Thank you.
I was surprised, CSVFiles is 4.5 times fasted for 1.2Gb files (164000*2500 dataframe).
I added something like that to CSVFiles.jl recently:
load("foo.csv", colparsers=Dict(:colA=>nothing, :colC=>nothing)) |> DataFrame
Essentially when you assign nothing
as the colparser for a given column, it will be skipped entirely.
What I don’t have yet is a nice (positive) column selection API. My goal is to make
load("foo.csv") |> @select(:colA, :colB)
work with this, i.e. even though it would look as if you are selecting columns after they are read, the design of Query.jl and CSVFiles.jl is such that I can get this to never actually read any column other than colA
and colB
. The goal is to support the full column selection story from the @select
command.
Sorry to interfere, but is it possible to have the same functionality for rows as well? Like ignore rows which fails some tests at the read time?
May be something like this
load("foo.csv", rowparsers=Dict(:colA => x -> x > 0)) |> DataFrame
One obvious applications is csv with comment lines, another is that loading only subset of data may be more memory efficient.
For comments, you can already skip reading them via the commentchar
keyword (and I just realised that wasn’t documented, I just updated the CSVFiles.jl README).
My plan for arbitrary row filtering is two-fold: I hope to add a true streaming mode of operation to CSVFiles.jl.
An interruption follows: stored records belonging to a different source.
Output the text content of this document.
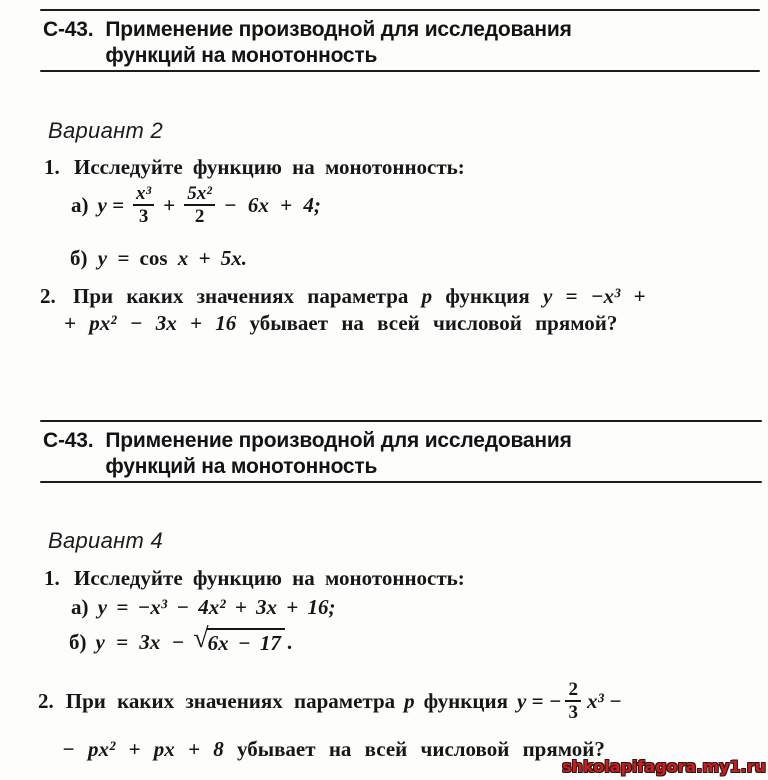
С-43. Применение производной для исследования
функций на монотонность
Вариант 2
1. Исследуйте функцию на монотонность:
а) $y = \frac{\text{x³}}{3} + \frac{\text{5x²}}{2} - 6x + 4$;
б) y = cos x + 5x.
2. При каких значениях параметра p функция y = −x³ +
+ px² − 3x + 16 убывает на всей числовой прямой?
С-43. Применение производной для исследования
функций на монотонность
Вариант 4
1. Исследуйте функцию на монотонность:
а) y = −x³ − 4x² + 3x + 16;
б) y = 3x − √ 6x − 17 .
2. При каких значениях параметра p функция y = − $\frac{2}{3} x^3$ −
− px² + px + 8 убывает на всей числовой прямой?
shkolapifagora.my1.ru
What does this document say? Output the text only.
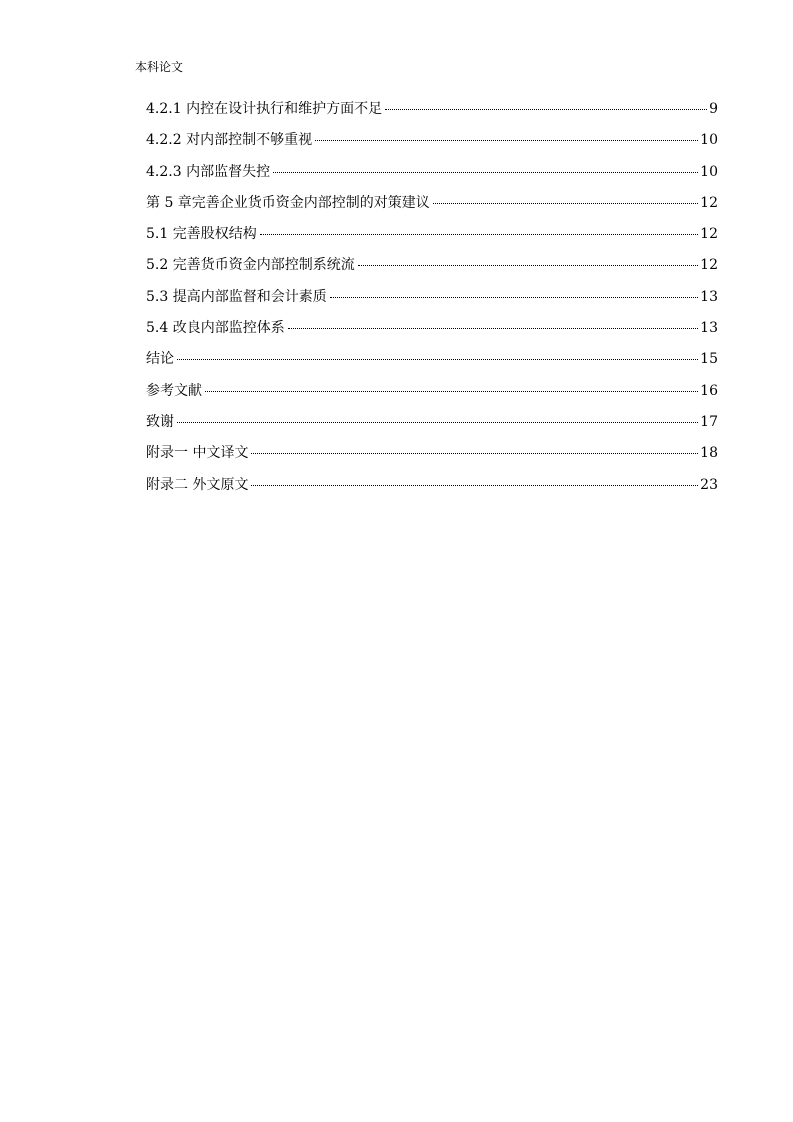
本科论文
4.2.1 内控在设计执行和维护方面不足	9
4.2.2 对内部控制不够重视	10
4.2.3 内部监督失控	10
第 5 章完善企业货币资金内部控制的对策建议	12
5.1 完善股权结构	12
5.2 完善货币资金内部控制系统流	12
5.3 提高内部监督和会计素质	13
5.4 改良内部监控体系	13
结论	15
参考文献	16
致谢	17
附录一 中文译文	18
附录二 外文原文	23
At that point you could just write:
load("foo.csv", hypothetical_streaming_flag=true) |>
@filter(_.colA ==3) |>
DataFrame
and then that would stream things row-by-row, applying the filter per row before things get materialised into the `DataFrame.
But Unfortunately, CSVFiles.jl write 4 time slower, =((
So, to read use CSVFiles.jl, to write use CSV.jl
Not sure what is going on there, I’ll take a look. At some point they were pretty similar. Right now CSV.jl is much faster on writing numbers because it uses a better floating point write algorithm (I think), but I think the example at the top shouldn’t be affected by that… Not sure.